A study out of the University of Rhode Island found that pure maple syrup contains the complex carb inulin, which acts as a prebiotic to promote the growth of good gut bacteria. “A healthy gut, with a balance of beneficial bacteria, helps to stimulate and support a healthy immune system. A healthy immune system, then, can help protect the body against chronic inflammation,” said Dr. Navindra Seeram, who studies medicinal plants, in a press release.
Holmes cautions, “That doesn’t mean that suddenly you’re pouring maple syrup on everything. It’s still sugar.”
Agave nectar or syrup comes from the agave plant and is maybe one of the most misunderstood natural sweetener. It is naturally very, very sweet and is often used as a substitute in vegan baking. Depending on the brand of syrup you purchase, it can contain anywhere from 75 to 90 percent fructose. “Fructose is broken down in the liver,” says Holmes. “So using a lot of that agave syrup actually may not be the best thing because your liver has to do a lot of work.”

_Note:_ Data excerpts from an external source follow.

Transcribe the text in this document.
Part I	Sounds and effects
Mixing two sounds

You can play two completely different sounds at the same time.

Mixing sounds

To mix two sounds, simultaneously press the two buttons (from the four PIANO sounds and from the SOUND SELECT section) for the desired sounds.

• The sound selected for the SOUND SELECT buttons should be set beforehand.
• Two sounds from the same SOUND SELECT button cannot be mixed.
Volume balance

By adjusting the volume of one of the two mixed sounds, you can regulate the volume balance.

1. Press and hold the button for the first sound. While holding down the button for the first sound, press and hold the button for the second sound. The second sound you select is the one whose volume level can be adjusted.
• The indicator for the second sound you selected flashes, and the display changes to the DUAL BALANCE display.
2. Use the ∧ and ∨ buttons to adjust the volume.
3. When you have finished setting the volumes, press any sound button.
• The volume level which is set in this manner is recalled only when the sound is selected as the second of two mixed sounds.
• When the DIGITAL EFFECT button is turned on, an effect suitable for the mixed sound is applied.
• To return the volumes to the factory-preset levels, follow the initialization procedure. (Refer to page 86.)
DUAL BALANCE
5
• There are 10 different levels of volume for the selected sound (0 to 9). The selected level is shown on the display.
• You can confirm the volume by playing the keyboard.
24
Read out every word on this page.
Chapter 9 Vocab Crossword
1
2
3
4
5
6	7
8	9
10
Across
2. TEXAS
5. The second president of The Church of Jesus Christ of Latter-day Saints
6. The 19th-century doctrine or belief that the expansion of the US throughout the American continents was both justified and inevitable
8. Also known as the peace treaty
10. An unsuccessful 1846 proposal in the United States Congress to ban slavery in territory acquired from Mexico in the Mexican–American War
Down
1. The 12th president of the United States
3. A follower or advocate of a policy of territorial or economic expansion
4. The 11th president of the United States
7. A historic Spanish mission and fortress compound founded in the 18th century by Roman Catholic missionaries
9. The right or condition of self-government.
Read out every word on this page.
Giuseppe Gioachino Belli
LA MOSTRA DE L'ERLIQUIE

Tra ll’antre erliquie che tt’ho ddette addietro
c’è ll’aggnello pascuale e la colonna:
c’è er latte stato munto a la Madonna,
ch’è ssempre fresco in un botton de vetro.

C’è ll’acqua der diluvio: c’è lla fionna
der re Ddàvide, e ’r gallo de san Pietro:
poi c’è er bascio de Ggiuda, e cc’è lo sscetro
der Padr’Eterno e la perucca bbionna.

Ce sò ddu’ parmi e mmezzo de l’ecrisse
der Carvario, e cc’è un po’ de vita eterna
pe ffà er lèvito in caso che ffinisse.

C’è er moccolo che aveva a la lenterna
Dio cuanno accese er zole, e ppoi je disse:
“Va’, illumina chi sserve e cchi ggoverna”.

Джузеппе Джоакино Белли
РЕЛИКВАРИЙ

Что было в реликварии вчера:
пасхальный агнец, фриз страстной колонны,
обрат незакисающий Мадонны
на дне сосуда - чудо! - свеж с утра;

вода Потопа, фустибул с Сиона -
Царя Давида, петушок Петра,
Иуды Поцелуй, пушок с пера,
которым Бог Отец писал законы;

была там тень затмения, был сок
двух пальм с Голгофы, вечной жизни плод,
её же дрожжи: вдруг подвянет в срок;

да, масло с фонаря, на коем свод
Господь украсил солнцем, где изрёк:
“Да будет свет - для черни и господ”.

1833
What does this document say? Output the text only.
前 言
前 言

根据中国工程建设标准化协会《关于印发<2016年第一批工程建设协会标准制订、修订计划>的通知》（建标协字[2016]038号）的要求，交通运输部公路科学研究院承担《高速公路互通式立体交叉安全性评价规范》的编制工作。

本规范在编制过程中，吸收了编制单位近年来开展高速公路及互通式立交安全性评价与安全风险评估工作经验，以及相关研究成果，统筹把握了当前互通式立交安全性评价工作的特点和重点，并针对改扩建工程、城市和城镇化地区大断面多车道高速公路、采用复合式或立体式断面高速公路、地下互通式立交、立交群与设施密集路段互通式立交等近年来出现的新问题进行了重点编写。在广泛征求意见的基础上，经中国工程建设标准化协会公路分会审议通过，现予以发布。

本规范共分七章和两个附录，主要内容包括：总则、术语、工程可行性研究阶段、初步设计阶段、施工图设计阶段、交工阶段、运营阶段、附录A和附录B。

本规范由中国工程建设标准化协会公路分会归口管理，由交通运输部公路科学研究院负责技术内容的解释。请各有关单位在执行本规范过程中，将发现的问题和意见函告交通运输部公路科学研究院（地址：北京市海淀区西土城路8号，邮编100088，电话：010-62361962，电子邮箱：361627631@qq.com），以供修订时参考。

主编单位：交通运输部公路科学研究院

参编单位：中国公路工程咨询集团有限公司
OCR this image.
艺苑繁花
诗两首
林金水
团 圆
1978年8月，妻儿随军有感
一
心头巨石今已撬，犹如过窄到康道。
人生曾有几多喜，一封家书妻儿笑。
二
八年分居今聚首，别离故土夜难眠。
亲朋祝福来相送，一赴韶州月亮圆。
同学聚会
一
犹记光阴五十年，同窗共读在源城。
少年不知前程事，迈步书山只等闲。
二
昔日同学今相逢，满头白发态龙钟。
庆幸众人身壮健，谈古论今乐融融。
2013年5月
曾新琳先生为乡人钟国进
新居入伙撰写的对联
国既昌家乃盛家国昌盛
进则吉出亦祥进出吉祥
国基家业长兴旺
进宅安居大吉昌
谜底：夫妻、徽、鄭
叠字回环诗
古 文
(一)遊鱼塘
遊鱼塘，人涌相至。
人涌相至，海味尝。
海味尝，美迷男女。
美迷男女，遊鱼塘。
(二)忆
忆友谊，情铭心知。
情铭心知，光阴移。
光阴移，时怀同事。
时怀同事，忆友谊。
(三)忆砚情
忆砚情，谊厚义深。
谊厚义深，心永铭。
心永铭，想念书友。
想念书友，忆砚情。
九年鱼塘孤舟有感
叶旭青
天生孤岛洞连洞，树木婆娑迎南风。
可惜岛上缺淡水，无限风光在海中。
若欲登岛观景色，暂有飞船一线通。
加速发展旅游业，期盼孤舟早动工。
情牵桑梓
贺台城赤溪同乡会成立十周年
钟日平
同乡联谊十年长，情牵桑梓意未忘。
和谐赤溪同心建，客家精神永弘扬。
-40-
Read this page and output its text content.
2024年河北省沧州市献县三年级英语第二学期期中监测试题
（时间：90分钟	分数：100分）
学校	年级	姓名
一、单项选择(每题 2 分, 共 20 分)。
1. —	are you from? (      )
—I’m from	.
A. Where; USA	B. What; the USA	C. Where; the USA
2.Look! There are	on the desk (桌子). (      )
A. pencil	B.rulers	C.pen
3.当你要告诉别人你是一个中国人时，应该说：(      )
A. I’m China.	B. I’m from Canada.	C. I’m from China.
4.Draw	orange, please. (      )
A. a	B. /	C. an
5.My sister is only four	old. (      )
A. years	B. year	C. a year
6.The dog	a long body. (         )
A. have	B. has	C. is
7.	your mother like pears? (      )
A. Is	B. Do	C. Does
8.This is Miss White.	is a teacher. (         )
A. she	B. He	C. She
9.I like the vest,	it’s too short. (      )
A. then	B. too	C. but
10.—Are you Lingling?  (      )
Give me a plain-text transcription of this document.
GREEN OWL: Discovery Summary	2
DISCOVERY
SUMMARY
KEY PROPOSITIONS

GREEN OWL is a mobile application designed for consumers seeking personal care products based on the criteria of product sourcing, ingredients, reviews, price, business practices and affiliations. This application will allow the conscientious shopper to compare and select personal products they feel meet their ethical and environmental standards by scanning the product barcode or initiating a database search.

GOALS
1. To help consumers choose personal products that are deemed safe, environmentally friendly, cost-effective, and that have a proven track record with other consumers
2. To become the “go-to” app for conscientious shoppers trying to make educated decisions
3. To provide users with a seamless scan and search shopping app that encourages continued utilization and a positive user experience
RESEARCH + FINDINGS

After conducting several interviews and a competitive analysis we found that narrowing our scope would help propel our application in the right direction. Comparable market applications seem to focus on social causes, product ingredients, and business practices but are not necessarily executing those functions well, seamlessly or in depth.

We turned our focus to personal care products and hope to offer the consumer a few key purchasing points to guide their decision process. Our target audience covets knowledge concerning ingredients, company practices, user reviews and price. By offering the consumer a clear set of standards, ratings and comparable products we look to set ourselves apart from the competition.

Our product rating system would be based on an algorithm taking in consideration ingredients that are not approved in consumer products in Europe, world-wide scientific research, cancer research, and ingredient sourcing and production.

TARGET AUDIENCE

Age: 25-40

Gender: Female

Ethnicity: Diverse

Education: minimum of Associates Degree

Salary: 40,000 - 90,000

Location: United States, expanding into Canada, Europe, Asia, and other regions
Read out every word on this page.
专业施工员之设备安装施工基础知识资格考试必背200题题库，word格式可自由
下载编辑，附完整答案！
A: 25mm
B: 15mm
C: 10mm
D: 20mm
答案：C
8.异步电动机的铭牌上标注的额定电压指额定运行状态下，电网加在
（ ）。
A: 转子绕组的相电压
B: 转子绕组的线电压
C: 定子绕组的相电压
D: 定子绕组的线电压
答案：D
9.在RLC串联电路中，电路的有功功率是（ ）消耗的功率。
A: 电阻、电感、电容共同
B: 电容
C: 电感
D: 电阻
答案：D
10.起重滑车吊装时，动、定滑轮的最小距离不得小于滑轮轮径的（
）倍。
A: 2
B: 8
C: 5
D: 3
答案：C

Agavins, a long branched chain of fructose that is also found in the agave plant, are being studied as a potential sweetener alternative. Unlike the syrup version, agavins are not easily broken down, acting as a dietary fiber.
Tricks to Cutting Back on Sugar
“Extra carbohydrates for active people are really important. When you are an active person, your body is used to utilizing those carbohydrates and storing them in your muscles so they’re ready for the next workout. If anything, we want to choose things that will give us the best nutrition benefit. We want to put good stuff in most of the time, but it’s completely normal to still have treats,” says Holmes.
On the other hand, too much can affect your running goals. “If you’re eating it in excess, it can certainly cause inflammation, which is going to impair immune function,” said Greg Grosicki, director of Georgia Southern University’s exercise physiology lab in a recent nutrition webinar hosted by GU Energy Lab.
If you’re looking to break the tenuous hold your sweet tooth has on you, Holmes has some simple tricks to help you retrain your brain and your taste buds.
Ease away. If you rely on adding creamers, honey, or syrups to your coffee, tea, oatmeal, or yogurt, you can start by adding just a little bit less every day than you normally would.
Journal or be mindful about your cravings. Try to honestly think about why you’re craving something sweet. If it helps hold you accountable, write down what you’re feeling. “Has it been three or four hours since you’ve eaten and your body is legitimately hungry?” asks Holmes. Are you stress eating? What else can you do to ease that stress? Are you bored? Do you need to get up and do something?
Distract yourself. Holmes recommends drinking water or chewing sugar free gum to get your mind off the craving.
Reach for a healthy snack. Like we mentioned above, fruit is naturally sweet and contains carbs to fuel your brain and muscles. Holmes recommends you pair your sweet fruit or vegetable choice with protein, “so that you get that sweet, but that protein helps to curb the craving from continuing.” Some options: Apple and peanut butter, banana and peanut butter, cherry tomatoes and hummus, blueberries and cheese, or an orange with some nuts.